Viel ist die Rede von sozialen Konstrukten, von der absoluten Gleichheit der Menschen in allen Belangen unter der Haut, das Label „Rassist“ wird Menschen wie Sam Harris aufgedrückt für das Gedankenverbrechen, kritische Fragen zu stellen und evolutionäre Grundsätze auf den Menschen anzuwenden. Oder gar genetische Grundlagen für Intelligenz und unterschiedliche Verteilung dieser in verschiedenen Ethnien zu vermuten.

Erst kürzlich kommt wieder Schwung in die Debatte, nachdem in den USA der Genetiker David Reich einen intellektuellen Streit über einen Zusammenhang zwischen Erbgut und Rassen losgetreten hat. Der Bericht der Neuen Züricher Zeitung schlug in den sozialen Netzwerken entsprechende Wellen. Das Gebiet war lange Zeit, dank Political Correctness, ein Minenfeld, eine intellektuelle No-Go-Area quasi. Man muss sich nur die Reaktionen auf Thilo Sarrazins Thesen ansehen, valide oder nicht, aber diskussionswürdig in jedem Fall, um zu erahnen, was eine offene Diskussion zu der Thematik für den Ruf eines Wissenschaftlers zu bedeuten hat.

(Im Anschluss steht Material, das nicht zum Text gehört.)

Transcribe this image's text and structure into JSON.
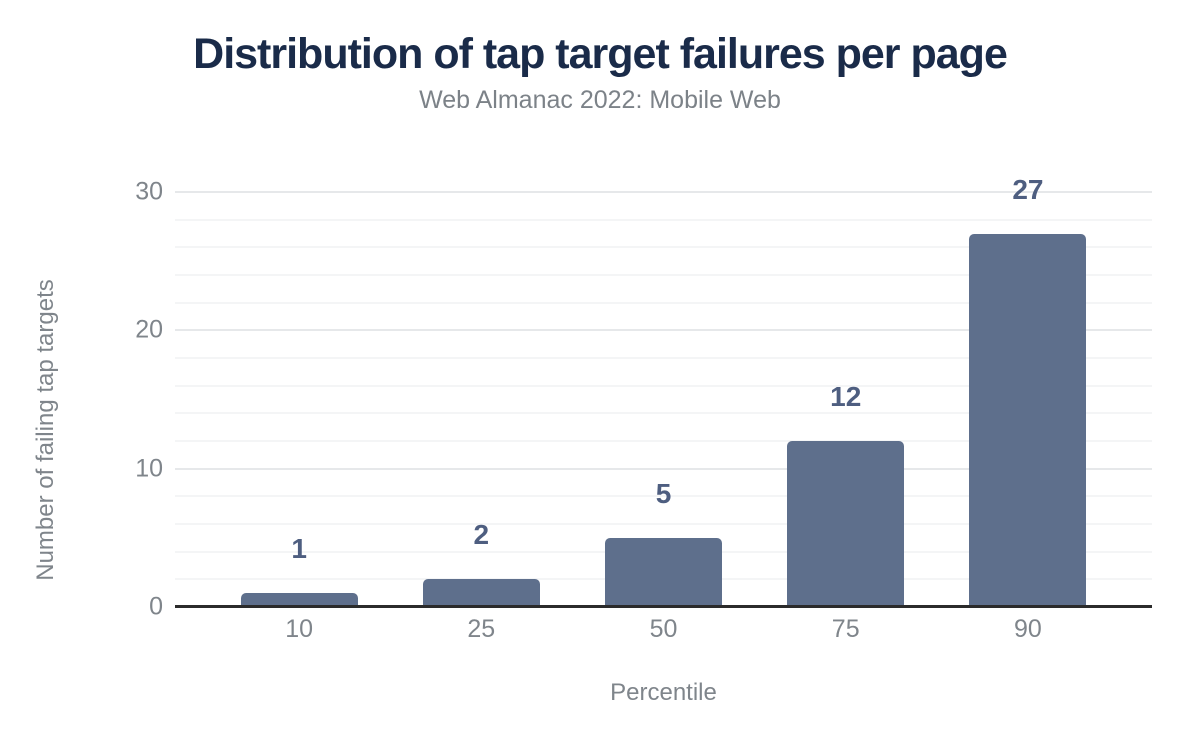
{
  "chart_data": {
    "type": "bar",
    "title": "Distribution of tap target failures per page",
    "subtitle": "Web Almanac 2022: Mobile Web",
    "xlabel": "Percentile",
    "ylabel": "Number of failing tap targets",
    "categories": [
      "10",
      "25",
      "50",
      "75",
      "90"
    ],
    "values": [
      1,
      2,
      5,
      12,
      27
    ],
    "ylim": [
      0,
      30
    ],
    "yticks": [
      0,
      10,
      20,
      30
    ],
    "minor_grid_step": 2,
    "major_grid_step": 10,
    "grid": true,
    "legend": false,
    "data_labels": true,
    "colors": {
      "bar": "#5e6f8c",
      "data_label": "#4e5e80",
      "title": "#1a2b49",
      "subtitle": "#7c8288",
      "axis_label": "#7f858b",
      "tick_label": "#7f858b",
      "major_grid": "#e6e8ea",
      "minor_grid": "#f4f5f6",
      "axis_line": "#2b2b2b"
    }
  }
}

Andere, hier fällt vor allem die No-Hate-Speech-Kampagne negativ auf, gehen so weit, das Konzept des Rassismus derart inflationär zu verwenden, und damit zu verwässern, dass es auf jede Gruppe von Menschen anwendbar ist.
Sind sie in irgendeiner Form abgrenzbar und benachteiligt oder es bestehen Vorurteile gegen sie? Dann ist das, laut deren Definition, Rassismus.[1]

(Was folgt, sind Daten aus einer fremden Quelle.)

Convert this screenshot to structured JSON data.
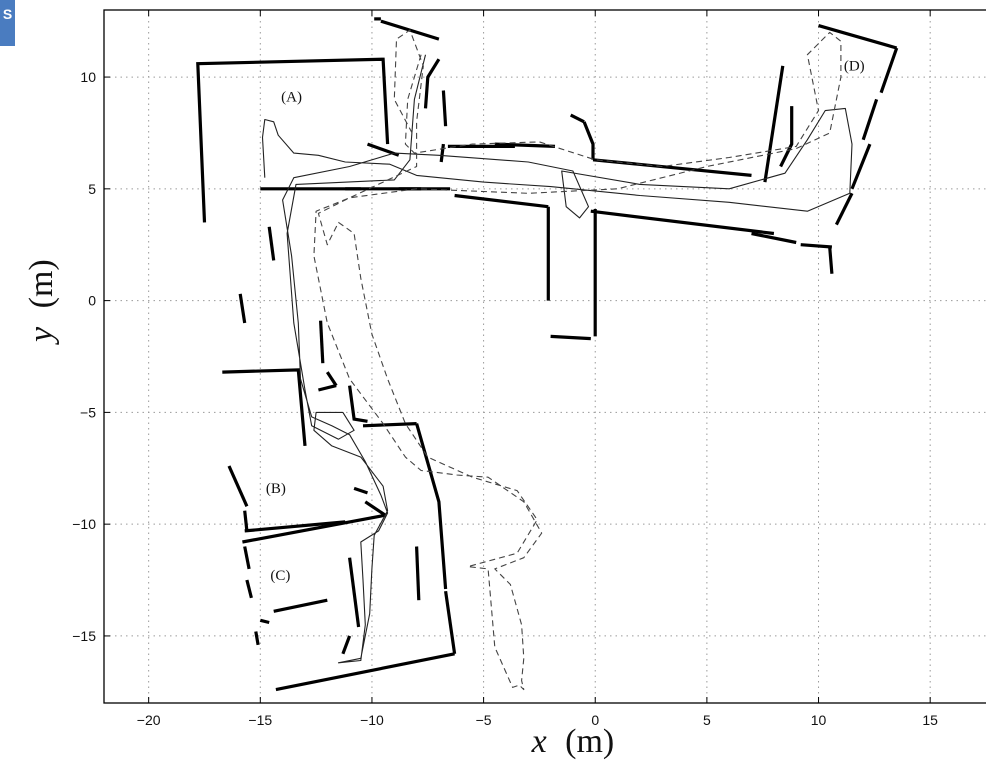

Es bleibt einem also nichts anderes übrig, etwas weiter in die Vergangenheit zu schauen. Und das ist, als öffne man die Büchse der Pandora. In der Zeit zwischen Allports „Natur des Vorurteils“ und heute sind viele, viele Experimente durchgeführt worden. Und nicht nur direkt auf die Thematik bezogene Arbeiten haben meine Aufmerksamkeit erregt. Auch aus anderen Disziplinen kann man sich bedienen, um einige verifizierte Thesen zu formulieren.
Sie klingen ketzerisch, erklären aber einiges:

Wir reagieren intensiv auf optische Reize.
Wir haben eine instinktive Tendenz zu Sachen, die uns ähnlich sind – je weniger Ähnlichkeit, desto weniger grundsätzliche Offenheit.[2]
Darauf aufbauend wird unser Weltbild durch Erfahrungen geformt – durch das Erkennen von wiederkehrenden Mustern werden Entscheidungen getroffen, Vorurteile entstehen so.
Dieser Erfahrungsschatz, auf den wir bei den unbewussten Entscheidungen zugreifen, sind nicht nur persönliche, nicht nur unsere eigenen, sondern auch solche aus dem „sozialen Gedächtnis“, also Erfahrungsberichte aus unserem Umfeld.[3]
Und diese Erfahrungen, unser geformtes Weltbild, kann die „Grundprogrammierung“ der Reserviertheit gegenüber Andersartigem überschreiben, sodass wir dem Fremden zugetan sind, oder es abgrundtief verabscheuen – und alles dazwischen.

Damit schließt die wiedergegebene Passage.